Pathophysiology of Hypertension in the Diabetic Patient
Epidemiologic studies provide evidence for co-existence of hypertension and diabetes and
possibly point towards a common genetic and environmental factor promoting both diabetes and hypertension. Similarly, clustering of hypertension, insulin resistance or frank type 2 diabetes, hyperlipidaemia and central obesity have been documented in several populations. Insulin resistance, increased tissue inflammation and reactive oxygen species (ROS) production resulting in endothelial dysfunction, increased tissue renin–angiotensin– aldosterone system (RAAS) and increased sympathetic nervous system (SNS) activity have all been implicated in this complex pathophysiology of diabetes and hypertension.

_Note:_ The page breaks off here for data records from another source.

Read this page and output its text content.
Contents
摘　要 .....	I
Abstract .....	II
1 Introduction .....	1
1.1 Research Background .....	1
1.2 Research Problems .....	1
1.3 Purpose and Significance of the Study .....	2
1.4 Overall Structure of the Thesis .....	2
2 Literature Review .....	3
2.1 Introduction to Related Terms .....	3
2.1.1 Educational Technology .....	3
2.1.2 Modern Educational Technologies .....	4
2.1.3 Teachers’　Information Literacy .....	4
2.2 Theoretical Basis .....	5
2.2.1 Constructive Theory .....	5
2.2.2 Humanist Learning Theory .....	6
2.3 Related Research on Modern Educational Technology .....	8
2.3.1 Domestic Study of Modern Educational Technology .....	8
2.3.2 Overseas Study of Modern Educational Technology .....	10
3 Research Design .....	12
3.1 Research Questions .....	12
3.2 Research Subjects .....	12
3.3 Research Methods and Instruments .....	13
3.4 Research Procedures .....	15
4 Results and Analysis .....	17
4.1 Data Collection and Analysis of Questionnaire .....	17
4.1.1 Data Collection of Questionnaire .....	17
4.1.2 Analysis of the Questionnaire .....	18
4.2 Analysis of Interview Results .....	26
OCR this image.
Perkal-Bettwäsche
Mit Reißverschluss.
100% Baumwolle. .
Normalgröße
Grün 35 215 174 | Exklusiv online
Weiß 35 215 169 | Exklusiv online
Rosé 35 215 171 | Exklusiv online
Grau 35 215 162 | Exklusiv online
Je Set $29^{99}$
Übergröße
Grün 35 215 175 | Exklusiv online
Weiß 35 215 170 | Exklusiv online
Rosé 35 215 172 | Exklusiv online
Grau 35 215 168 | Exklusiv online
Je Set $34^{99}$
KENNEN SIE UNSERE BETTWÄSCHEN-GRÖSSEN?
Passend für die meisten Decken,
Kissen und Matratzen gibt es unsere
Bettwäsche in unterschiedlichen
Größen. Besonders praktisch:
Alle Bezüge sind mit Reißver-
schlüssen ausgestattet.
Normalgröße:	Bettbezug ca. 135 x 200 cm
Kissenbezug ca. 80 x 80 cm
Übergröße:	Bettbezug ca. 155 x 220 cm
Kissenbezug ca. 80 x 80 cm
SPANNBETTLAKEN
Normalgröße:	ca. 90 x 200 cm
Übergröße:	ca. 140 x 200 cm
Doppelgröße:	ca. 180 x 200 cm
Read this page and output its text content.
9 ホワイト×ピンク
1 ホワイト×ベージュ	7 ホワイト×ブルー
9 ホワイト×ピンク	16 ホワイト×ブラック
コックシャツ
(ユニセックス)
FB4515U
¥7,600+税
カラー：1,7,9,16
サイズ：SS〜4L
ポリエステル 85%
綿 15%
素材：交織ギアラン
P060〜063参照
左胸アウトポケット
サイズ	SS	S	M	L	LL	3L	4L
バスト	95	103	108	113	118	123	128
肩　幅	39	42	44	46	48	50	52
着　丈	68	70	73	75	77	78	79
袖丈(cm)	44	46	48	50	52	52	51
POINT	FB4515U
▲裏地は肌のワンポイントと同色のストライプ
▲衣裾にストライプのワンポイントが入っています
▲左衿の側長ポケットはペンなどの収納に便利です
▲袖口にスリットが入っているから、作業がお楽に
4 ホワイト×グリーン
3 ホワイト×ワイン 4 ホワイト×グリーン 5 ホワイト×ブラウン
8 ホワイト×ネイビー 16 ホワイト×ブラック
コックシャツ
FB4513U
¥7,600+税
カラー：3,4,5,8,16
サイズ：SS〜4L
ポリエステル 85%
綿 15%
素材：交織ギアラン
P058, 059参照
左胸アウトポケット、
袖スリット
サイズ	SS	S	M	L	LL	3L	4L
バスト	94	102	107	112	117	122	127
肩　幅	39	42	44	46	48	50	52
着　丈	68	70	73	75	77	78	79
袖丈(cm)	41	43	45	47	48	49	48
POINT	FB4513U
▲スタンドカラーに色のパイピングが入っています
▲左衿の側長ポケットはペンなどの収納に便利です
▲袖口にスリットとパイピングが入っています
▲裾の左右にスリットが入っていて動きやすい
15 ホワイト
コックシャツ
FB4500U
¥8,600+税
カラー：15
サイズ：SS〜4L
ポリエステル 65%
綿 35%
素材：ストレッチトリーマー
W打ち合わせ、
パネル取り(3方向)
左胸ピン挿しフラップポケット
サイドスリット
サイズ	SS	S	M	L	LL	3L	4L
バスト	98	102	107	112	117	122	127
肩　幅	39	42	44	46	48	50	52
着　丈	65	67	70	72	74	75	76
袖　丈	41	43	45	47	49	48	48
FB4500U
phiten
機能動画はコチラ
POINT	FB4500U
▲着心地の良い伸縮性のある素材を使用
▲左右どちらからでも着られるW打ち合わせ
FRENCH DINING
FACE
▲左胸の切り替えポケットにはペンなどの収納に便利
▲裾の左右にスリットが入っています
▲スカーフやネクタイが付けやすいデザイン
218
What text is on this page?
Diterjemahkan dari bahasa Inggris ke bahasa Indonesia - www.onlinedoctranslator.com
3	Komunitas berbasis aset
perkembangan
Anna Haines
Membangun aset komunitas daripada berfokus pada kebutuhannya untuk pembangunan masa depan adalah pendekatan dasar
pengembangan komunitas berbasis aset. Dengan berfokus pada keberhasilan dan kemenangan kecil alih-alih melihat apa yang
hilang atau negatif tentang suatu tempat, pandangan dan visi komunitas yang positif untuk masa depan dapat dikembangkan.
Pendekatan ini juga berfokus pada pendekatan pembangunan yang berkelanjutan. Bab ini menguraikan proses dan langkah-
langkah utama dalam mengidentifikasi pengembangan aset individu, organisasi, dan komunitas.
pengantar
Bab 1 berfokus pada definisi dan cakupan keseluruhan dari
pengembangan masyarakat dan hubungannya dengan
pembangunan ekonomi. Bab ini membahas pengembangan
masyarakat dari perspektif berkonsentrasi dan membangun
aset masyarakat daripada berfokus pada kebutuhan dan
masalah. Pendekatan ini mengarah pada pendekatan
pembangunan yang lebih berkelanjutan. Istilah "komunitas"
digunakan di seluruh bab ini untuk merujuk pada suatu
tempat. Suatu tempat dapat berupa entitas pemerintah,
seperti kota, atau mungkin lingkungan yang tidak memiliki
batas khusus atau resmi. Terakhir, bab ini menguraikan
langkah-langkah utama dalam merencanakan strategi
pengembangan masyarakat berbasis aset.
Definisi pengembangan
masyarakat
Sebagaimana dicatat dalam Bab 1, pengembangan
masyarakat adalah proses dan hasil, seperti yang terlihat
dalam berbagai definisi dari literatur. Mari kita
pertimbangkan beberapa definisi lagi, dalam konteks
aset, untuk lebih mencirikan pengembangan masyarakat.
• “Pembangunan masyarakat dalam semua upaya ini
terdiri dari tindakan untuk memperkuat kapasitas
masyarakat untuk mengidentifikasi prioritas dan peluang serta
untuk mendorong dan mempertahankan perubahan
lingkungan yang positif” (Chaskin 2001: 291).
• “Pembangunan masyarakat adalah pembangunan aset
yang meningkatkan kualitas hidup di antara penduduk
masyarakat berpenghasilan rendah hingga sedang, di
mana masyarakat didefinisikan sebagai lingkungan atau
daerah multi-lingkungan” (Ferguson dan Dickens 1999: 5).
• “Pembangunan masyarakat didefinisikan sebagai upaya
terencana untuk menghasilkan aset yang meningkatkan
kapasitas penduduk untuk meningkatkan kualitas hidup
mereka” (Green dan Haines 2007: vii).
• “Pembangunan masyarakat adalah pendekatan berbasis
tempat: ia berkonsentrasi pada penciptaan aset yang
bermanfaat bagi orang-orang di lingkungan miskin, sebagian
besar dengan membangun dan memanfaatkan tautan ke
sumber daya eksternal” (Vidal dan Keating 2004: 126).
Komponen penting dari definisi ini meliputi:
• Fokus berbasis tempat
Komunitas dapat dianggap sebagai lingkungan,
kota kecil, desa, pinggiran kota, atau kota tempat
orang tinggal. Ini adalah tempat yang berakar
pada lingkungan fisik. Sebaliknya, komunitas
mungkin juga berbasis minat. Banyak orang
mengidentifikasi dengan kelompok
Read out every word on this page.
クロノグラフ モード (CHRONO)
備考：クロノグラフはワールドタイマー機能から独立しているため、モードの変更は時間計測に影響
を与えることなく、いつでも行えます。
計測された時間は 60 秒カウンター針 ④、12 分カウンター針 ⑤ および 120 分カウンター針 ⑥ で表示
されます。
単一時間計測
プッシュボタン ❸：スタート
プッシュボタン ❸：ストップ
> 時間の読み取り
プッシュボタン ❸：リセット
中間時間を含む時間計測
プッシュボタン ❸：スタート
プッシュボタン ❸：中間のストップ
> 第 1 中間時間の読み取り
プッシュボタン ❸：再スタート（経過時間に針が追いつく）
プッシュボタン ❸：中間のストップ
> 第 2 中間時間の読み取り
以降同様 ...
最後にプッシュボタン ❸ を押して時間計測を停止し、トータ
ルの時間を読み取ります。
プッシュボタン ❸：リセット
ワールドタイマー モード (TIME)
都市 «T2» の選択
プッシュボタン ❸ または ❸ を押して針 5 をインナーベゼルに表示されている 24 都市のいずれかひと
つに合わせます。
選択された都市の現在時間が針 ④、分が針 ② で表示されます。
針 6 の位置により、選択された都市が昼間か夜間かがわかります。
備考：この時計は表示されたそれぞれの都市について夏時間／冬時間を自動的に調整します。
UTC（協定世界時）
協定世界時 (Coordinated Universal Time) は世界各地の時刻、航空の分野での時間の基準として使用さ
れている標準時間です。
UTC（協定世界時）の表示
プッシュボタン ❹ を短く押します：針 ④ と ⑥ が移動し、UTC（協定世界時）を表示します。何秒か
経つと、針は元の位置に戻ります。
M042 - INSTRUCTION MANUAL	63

Diabetes, Insulin Resistance and Hypertension – A Complex Interrelated Process and the Crucial Role of RAAS
It is estimated that about 25–47% of persons with hypertension have insulin resistance or impaired glucose tolerance. With insulin resistance there are impaired biological and physiological tissue responses to insulin. The relationship of insulin resistance, diabetes and hypertension is complex and interrelated. Untreated patients with essential hypertension have higher fasting and postprandial insulin levels than age- and sex-matched normotensive persons, regardless of body mass; a direct correlation between plasma insulin levels and blood pressure (BP) exists. Interestingly, the relationship between hyperinsulinaemia and hypertension is not seen in secondary hypertension. This indicates that insulin resistance and hyperinsulinaemia are not consequences of hypertension, but rather a genetic predisposition that acts as a fertile soil for both diseases. This notion is supported by the observation that there is abnormal glucose metabolism in the offspring of hypertensive parents. Thus, there is a strong association between hypertension, diabetes and insulin resistance. There is also a strong association between upregulation of RAAS, hypertension and diabetes. This upregulation of RAAS results in enhanced generation of ROS and may explain impaired glucose utilisation as well as hypertension associated with insulin resistance and type 2 diabetes. It has been proposed that increased autocrine/paracrine activity of angiotensin II (ANG II) results in diminished action of insulin and insulin growth factor-1 (IGF-1) signalling through the PI3K/Akt pathway, resulting in inhibition of mechanisms involved in the vasodilator and glucose transport properties of insulin and IGF-1 (see Figure 1 and 2). Insulin activates the PI3K/Akt system in skeletal muscle, adipose, and myocardial tissues and initiates translocation of the GLUT4 glucose receptor to the cell membrane. The unregulated ANG II acts through its receptor (AT1R) and results in formation of ROS and the activation of lowmolecular- weight G proteins such as Rho A. Activation of these small G proteins and consequent enhancement of the generation of ROS inhibits insulin/IGF-1 actions mediated through PI3K/Akt signalling including activation of endothelial nitric oxide (NO) synthase (eNOS) activity, Na+ pump activation, and Ca2+-myosin light chain (MLC) desensitisation.